One of the victims, who asked not to be named because of security concerns, told police that he and the others were loaded onto a bus and taken to a hotel before being transferred to Pursat to work in the call center and online gambling networks.
After he learned that the job was not what he had agreed to, including benefits and pay, he told the employers he wanted to go back – leading to physical threats, confinement and lack of food.
The man said he and others were able to contact relatives in Thailand and ask for help. Police did not say how they were able to reach out to their families.

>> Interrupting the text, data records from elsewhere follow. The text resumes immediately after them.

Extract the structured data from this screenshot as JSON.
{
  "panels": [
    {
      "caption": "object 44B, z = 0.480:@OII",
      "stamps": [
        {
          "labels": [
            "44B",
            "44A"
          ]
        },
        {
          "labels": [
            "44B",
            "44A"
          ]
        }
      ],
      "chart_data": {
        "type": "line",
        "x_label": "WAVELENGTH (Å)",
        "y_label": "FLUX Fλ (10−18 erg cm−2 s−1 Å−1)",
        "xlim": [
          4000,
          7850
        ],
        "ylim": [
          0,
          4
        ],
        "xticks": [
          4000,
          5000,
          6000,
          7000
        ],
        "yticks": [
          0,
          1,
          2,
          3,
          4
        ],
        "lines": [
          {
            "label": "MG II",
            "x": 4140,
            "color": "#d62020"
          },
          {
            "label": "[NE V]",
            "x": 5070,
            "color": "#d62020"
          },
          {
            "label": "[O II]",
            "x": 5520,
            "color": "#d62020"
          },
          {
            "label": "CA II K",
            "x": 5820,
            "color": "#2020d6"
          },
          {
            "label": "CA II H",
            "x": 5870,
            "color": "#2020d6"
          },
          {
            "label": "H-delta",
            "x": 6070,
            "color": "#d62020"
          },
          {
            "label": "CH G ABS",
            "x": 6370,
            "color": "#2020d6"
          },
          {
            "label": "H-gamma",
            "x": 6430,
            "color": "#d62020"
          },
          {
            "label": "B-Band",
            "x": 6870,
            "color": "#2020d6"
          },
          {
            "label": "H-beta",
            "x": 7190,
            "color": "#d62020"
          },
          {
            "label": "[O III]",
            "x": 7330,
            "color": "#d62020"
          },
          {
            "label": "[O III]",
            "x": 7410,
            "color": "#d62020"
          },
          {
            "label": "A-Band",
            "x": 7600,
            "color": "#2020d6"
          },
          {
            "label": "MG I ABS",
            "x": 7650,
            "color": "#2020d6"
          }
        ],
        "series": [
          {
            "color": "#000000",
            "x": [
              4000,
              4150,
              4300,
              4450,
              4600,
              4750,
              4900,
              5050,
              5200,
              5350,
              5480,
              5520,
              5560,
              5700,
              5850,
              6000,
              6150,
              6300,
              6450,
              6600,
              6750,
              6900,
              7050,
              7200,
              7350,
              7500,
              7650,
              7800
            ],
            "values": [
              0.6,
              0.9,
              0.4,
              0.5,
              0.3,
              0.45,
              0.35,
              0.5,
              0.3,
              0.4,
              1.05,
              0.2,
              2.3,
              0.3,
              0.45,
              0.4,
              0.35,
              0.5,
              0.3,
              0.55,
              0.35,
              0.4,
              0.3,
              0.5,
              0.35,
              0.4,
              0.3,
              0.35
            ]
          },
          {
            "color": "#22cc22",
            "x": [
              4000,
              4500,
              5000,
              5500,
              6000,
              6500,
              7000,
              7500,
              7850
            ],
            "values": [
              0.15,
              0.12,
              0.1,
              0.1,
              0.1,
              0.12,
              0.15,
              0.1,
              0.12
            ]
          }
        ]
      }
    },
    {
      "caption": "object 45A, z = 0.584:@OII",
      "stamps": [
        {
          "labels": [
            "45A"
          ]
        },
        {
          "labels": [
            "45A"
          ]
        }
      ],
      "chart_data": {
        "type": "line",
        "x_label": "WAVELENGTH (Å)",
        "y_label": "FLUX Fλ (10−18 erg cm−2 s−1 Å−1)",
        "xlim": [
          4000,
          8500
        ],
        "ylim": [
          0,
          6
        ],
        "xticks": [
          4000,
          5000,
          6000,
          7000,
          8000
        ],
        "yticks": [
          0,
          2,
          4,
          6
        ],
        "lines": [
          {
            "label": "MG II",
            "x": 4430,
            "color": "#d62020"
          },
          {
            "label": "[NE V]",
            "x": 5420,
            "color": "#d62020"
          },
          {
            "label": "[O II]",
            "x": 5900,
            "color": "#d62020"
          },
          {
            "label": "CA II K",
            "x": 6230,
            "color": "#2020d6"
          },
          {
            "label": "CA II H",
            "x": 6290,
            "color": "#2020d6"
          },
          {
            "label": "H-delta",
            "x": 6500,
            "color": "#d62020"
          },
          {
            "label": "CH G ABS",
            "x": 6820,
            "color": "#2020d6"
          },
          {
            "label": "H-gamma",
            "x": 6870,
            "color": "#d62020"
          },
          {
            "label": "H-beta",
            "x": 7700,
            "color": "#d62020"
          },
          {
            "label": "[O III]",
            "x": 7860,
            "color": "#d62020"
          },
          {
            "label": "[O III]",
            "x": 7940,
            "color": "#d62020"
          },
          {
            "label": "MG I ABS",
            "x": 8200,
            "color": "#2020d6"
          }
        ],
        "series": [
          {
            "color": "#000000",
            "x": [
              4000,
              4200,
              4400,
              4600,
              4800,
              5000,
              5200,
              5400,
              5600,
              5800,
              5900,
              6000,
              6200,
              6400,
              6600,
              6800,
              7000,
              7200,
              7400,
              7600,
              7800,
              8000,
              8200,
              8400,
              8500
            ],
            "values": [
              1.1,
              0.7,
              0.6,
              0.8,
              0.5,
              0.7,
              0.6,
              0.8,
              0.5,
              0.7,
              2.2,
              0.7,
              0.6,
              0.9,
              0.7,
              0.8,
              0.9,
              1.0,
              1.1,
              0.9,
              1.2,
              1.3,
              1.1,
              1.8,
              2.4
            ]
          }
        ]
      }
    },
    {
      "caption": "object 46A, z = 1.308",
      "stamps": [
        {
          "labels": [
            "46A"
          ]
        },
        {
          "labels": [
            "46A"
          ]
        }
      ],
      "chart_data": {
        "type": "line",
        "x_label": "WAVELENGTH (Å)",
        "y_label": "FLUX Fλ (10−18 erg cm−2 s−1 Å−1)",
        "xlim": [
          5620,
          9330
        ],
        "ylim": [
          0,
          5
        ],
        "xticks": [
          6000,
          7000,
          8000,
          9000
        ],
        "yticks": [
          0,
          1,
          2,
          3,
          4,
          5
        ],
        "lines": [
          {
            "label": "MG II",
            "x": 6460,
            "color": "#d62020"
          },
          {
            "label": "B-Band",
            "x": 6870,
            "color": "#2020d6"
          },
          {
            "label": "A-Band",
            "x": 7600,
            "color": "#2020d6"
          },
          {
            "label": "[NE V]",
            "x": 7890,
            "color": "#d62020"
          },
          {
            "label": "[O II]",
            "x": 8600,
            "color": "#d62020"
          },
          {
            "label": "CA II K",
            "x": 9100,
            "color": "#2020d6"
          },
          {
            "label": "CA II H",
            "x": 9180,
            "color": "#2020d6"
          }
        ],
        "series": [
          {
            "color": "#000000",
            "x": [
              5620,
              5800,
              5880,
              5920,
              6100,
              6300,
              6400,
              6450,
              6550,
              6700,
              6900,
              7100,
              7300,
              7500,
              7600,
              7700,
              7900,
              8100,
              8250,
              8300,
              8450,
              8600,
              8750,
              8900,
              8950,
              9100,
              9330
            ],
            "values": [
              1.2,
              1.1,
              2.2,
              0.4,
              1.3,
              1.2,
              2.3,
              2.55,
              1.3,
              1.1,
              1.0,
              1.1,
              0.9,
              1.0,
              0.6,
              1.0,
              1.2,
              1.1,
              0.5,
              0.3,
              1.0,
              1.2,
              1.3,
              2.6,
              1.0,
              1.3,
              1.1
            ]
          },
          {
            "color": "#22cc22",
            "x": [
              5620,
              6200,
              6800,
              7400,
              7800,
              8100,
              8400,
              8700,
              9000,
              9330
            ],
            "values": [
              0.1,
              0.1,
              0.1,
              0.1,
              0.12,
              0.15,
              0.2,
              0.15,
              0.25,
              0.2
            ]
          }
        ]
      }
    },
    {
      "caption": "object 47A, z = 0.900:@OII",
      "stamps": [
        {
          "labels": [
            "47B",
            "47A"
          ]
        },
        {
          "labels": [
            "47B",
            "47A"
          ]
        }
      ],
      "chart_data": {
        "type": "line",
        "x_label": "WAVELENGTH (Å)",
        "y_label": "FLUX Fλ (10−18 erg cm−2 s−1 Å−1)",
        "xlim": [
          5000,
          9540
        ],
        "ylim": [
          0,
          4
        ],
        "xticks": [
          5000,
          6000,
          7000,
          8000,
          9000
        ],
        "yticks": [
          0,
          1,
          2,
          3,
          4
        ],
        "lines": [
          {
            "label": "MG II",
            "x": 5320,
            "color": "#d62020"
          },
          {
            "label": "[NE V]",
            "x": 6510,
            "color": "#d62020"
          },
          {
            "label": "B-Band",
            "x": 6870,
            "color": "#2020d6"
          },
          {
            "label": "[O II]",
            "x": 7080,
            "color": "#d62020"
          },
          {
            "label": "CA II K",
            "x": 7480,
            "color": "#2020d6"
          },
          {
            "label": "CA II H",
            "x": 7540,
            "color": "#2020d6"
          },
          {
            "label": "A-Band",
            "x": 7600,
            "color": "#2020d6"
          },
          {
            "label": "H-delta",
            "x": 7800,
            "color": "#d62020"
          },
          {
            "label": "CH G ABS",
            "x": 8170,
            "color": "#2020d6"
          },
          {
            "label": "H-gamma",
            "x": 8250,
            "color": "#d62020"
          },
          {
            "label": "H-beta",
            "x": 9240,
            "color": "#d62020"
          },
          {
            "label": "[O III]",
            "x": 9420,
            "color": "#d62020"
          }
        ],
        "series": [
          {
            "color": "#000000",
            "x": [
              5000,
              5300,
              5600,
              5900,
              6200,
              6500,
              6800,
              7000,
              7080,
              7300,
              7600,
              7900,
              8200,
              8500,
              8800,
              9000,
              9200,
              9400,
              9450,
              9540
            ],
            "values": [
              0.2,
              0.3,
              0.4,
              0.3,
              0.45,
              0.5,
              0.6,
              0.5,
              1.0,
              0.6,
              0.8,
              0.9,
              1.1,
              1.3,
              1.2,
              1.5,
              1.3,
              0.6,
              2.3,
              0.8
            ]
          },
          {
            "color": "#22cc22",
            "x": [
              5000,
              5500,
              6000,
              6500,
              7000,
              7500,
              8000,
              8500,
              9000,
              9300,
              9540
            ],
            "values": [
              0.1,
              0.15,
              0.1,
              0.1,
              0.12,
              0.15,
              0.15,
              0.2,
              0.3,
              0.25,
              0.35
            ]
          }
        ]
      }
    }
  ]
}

The rescue follows a similar operation on Nov. 18 when 99 workers were freed. Local media reported that one of the workers said he and others were forced by their Chinese employers to raise 1 million to 2 million baht ($30,000 to $60,000) each month or be punished.
“We faced harsher physical torture day by day so we tried to seek help from the embassy. Some were abducted when the employers caught them doing so. Some women were resold,” the worker told Thai PBS at the time.
Before the military led by then-Gen. Prayuth Chan-o-cha overthrew the Thai government in May 2014, the two next-door neighbors rarely extradited political activists and others, according to observers. By 2018, government leaders signed an extradition agreement.
This month, Thai officials have sent three activists, Voeun Veasna, Voeung Samnang and Lahn Thavry, to Cambodia. A fourth activist, Mich Heang, is in Thai custody and is expected to be sent back as well.
While officials did not link the activists being sent to Thailand with the workers being freed from Cambodia, the deputy director of the Asia division for Human Rights Watch questioned the governments’ actions.
“The only way this happens is through a ‘swap mart’ deal between PM Hun Sen and top officials of the Thai government. The big question is what Thailand received in return,” Phil Robertson told BenarNews on Tuesday.